Notificado para se pronunciar sobre a dita promoção, o condenado veio reconhecer que não cumpriu todas as horas de trabalho a favor da comunidade a que foi condenado mas que tal omissão se deveu ao facto de se encontrar impedido por força do seu trabalho, sendo que desde que foi condenado foi tendo vários empregos, umas vezes a trabalhar ao Sábado e outras não, o que o impossibilitava muitas vezes de comparecer nos bombeiros Voluntários aos Sábados conforme se havia comprometido, e que, tendo pedido para efetuar o trabalho a favor da comunidade aos Domingos, tal lhe foi negado pelo Sr.

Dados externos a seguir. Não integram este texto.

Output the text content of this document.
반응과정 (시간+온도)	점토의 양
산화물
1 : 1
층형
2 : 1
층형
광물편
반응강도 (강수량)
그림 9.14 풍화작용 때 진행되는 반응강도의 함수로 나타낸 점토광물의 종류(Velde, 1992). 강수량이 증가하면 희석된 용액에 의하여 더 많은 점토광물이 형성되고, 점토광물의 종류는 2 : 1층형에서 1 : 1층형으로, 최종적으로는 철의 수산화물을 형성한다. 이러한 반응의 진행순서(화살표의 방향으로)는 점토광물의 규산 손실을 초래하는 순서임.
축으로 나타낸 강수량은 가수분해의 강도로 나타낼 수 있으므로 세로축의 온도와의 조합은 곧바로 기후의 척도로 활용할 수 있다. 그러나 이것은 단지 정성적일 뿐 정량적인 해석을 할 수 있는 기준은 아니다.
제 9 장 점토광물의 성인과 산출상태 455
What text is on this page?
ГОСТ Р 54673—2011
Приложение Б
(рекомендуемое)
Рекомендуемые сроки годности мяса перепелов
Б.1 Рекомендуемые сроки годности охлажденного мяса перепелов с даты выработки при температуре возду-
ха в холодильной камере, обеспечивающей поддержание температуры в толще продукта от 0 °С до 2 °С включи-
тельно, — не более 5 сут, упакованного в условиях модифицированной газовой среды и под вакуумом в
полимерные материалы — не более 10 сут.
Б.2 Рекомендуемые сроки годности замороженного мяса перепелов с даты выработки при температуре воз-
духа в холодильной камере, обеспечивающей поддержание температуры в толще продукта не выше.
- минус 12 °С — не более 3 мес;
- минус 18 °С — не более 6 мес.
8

Comandante dos Bombeiros Voluntários de ..., que lhe disse que não o aceitaria ali a efetuar o trabalho a favor da comunidade, pelo que o incumprimento não lhe é imputável a si, mas sim à instituição que se recusou, sem lhe dar qualquer justificação, a aceitá-lo.
Procedeu-se à audição presencial do condenado, como consta da ata de fls. 128 e reverso.
Por decisão de 19.11.2018 foi revogada a pena de prestação de trabalho a favor da comunidade e determinar o cumprimento da pena de prisão determinada na sentença.
Foi interposto recurso pelo arguido da referida decisão, o qual foi admitido, tendo sido proferido Acórdão pelo Tribunal da Relação de Guimarães, de 12.04.2021, que julgou parcialmente procedente o recurso e, determinou “que o tribunal de 1ª instância designe data para audição do arguido/condenado na presença do técnico da DGRSP que acompanhou a pena de prestação de trabalho a favor da comunidade, após o que deverá ser tomada a decisão que se impuser em função do que aí se apurar”.
Foi designada data para a audição do condenado, na presença do técnico da DGRSP, conforme decorre da ata de 28.06.2021.
A Digna Magistrada do Ministério Público promoveu a renovação da sua promoção de 18/09/2018.
A Ilustre Defensora do arguido pronunciou-se no sentido da não revogação da pena de trabalho a favor da comunidade e em consequência a não substituição pela pena de prisão correspondente.

Cumpre decidir.

Dispõe o n.º 2 do artigo 59.º do Código Penal que “O tribunal revoga a pena de prestação de trabalho a favor da comunidade e ordena o cumprimento da pena de prisão determinada na sentença se o agente, após a condenação:

a) Se colocar intencionalmente em condições de não poder trabalhar;
b) Se recusar, sem justa causa, a prestar trabalho, ou infringir grosseiramente os deveres decorrentes da pena a que foi condenado; ou
c) Cometer crime pelo qual venha a ser condenado, e revelar que as finalidades da pena de prestação de trabalho a favor da comunidade não puderam, por meio dela, ser alcançadas.”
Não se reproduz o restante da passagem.